Papenfuse has served as the State House tour guide for Michelle Obama and showed her the state's prized handwritten copy of George Washington's 1783 speech resigning his commission in Annapolis — an artifact Papenfuse took the lead in acquiring.

The Maryland State Archives building on the gateway to Annapolis was named in Papenfuse's honor. And it was Papenfuse who had the job of kicking a new governor and his staff out of the State House for restoration of the iconic structure in 2008.

"It wasn't easy for Ed to ask us to move out of the State House when our administration was just getting started," Gov. Martin O'Malley recalled. "The conversation went along the lines of 'I know you worked real hard to get here, and now you need to get out.'"

Papenfuse chuckled when asked about his role as bearer of bad news.

"Governor O'Malley has a very wry Irish sense of humor," he said, adding that some he worked for seemed to have none at all.

Papenfuse was named state archivist and commissioner of land patents — his formal title — under the administration of Gov.

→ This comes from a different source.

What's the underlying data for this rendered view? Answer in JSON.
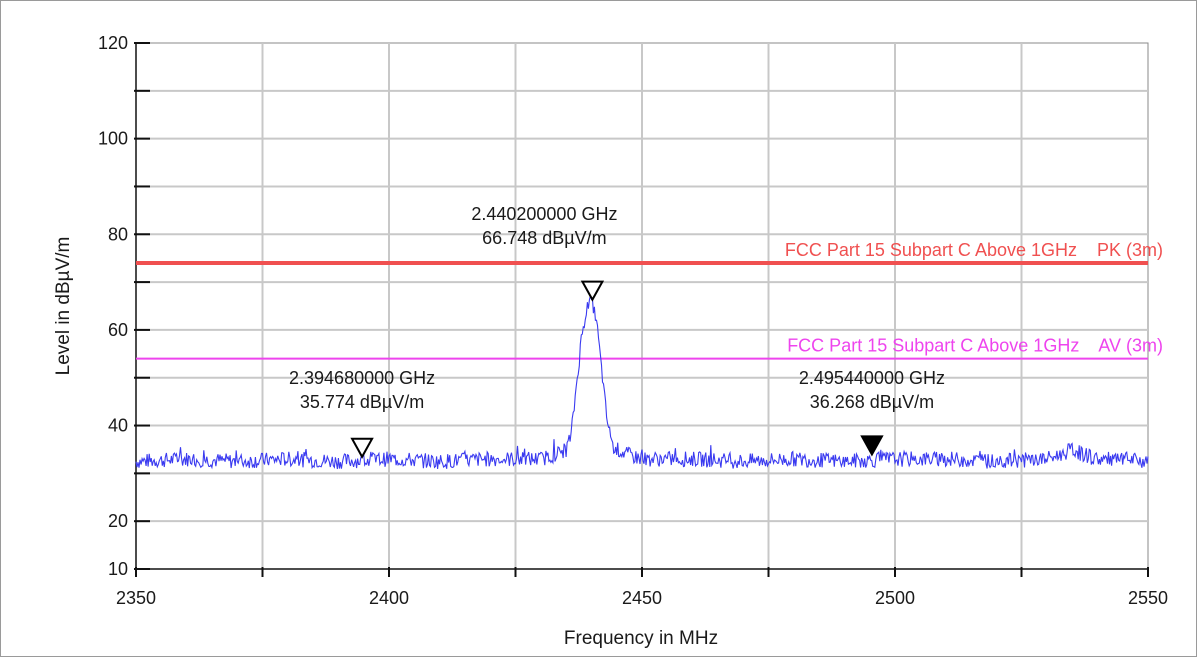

Marvin Mandel in 1975 after serving two years as deputy. Since then Papenfuse has served under six other governors, including acting Gov. Blair Lee III.

His tenure with the state nearly ended in 1986 under Gov. Harry R. Hughes. At the time, the archives were a sub-agency of the Department of General Services, with a crowded and obsolete building on the St. John's College campus. When the Smithsonian Institution came calling with an offer to make Papenfuse its chief archivist, he came close to accepting the position.

But Hughes came through with an offer to make the archives an independent agency and to put money for a new building in the capital budget. Papenfuse decided to stay put.

"We made every effort to keep him here," said Hughes."I'm glad he stayed."

Asked whether he regretted passing up a nationally prominent role, Papenfuse said "not in the slightest."

Staying in Maryland gave him rare opportunities.

"One of the things I'm really proud of is we brought Washington's original resignation speech back to Maryland," he said. Papenfuse, who had been hoping to acquire the one-of-a-kind document since 1980, finally landed it in 2006 — raising money from philanthropists to pay the bulk of the cost.

Finding ways to stretch taxpayers' funds by tapping other sources has been a hallmark of his tenure.

"He's been the most entrepreneurial person I've ever encountered," said Matthew Crenson, professor emeritus of political science at the Johns Hopkins University.

Papenfuse's work to salvage the Baltimore City archives — his major project in recent years — has made it possible for Crenson to research a book on the city's political history. A few years ago, the city's records were stored in a vermin-ridden building in Druid Hill Park where they were in danger of being lost. Papenfuse arranged to move them to better quarters.